I stood there a long time, watching the haiku until it turned liquid in my vision. "Yes," I told her, bowing.

Getting what I came for.

 

 

U
pstairs, we all sat at my table in the back. Mama brought tea for everyone. She knows I hate the stuff, but I sipped it anyway, not wanting Flower to learn anything bad from me. Immaculata smiled slightly, raising her eyebrows as I sipped.

"Very good lesson today," Mama said to Immaculata.

"Thank you, Mama," Immaculata said. "Max and I are very grateful for what you teach our daughter."

"My daughter too," Mama said. "Granddaughter, yes?" It wasn't a question—she didn't expect an answer.

"Max teaches you too?" I asked Flower.

"Yes. My father is a wonderful teacher," she said, quickly glancing sideways at Mama to see if she'd accidentally offended the dragon lady—it was easy enough to do.

"He teaches you to fight?" I asked her.

"Everybody fights," Immaculata put in. "Max is teaching her one way to do it.
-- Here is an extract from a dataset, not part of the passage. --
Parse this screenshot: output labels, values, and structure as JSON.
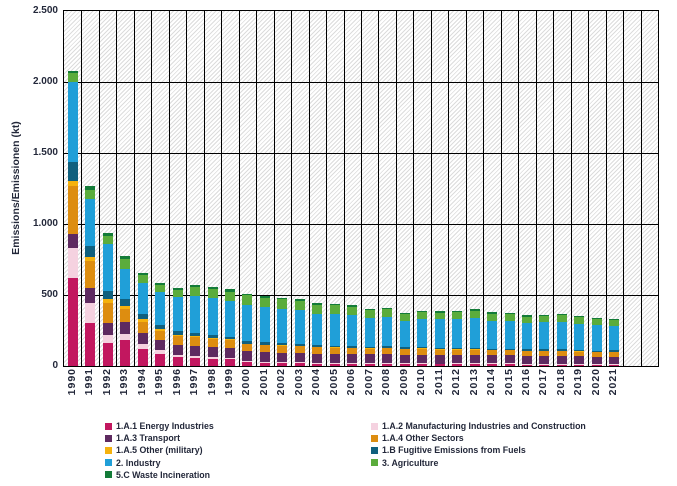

Understand?"

"Yes," I said, nodding my head. I'd never been a champ at talking to women, but three generations in one sitting was making me blunder even more than usual.

"Flower teaches too," Immaculata said. "She taught Max some signs."

"How could—?" I started to say.

"When she was just a little baby," Immaculata went on as if I hadn't spoken, "when she would cry to be picked up, she would always wave her little hands. I thought it was just random movement, but, one day, she moved her hands when she wasn't crying. And Max went right over and picked her up. She knew. He did too. She has all kinds of signs now. Signs of her own. Only she and her father use them. I am very proud," Immaculata said formally, her eyes wet.

Flower reached across and held her mother's hand—it wasn't just Max's signs she could read.

 

 

I
spent the rest of that Saturday in my office, hunting in my head. No matter how I spun it out, I came up empty.

When I looked up, it was dark. I split whatever was left in the refrigerator with Pansy, smoked a cigarette to settle my stomach and lay back on the couch, eyes closed.

There's a few light–years' distance between fantasy and replay—the distance between imagination and imagery. Doc once told me about a guy he had in the max–max loony bin Upstate. A big black guy named Norman. This Norman, he stabbed a lot of people—that was his thing. They put a half–dozen diagnoses on him, with medication to match—nothing worked. So Doc detoxed him—brought him off the chemicals slow so he wouldn't crash.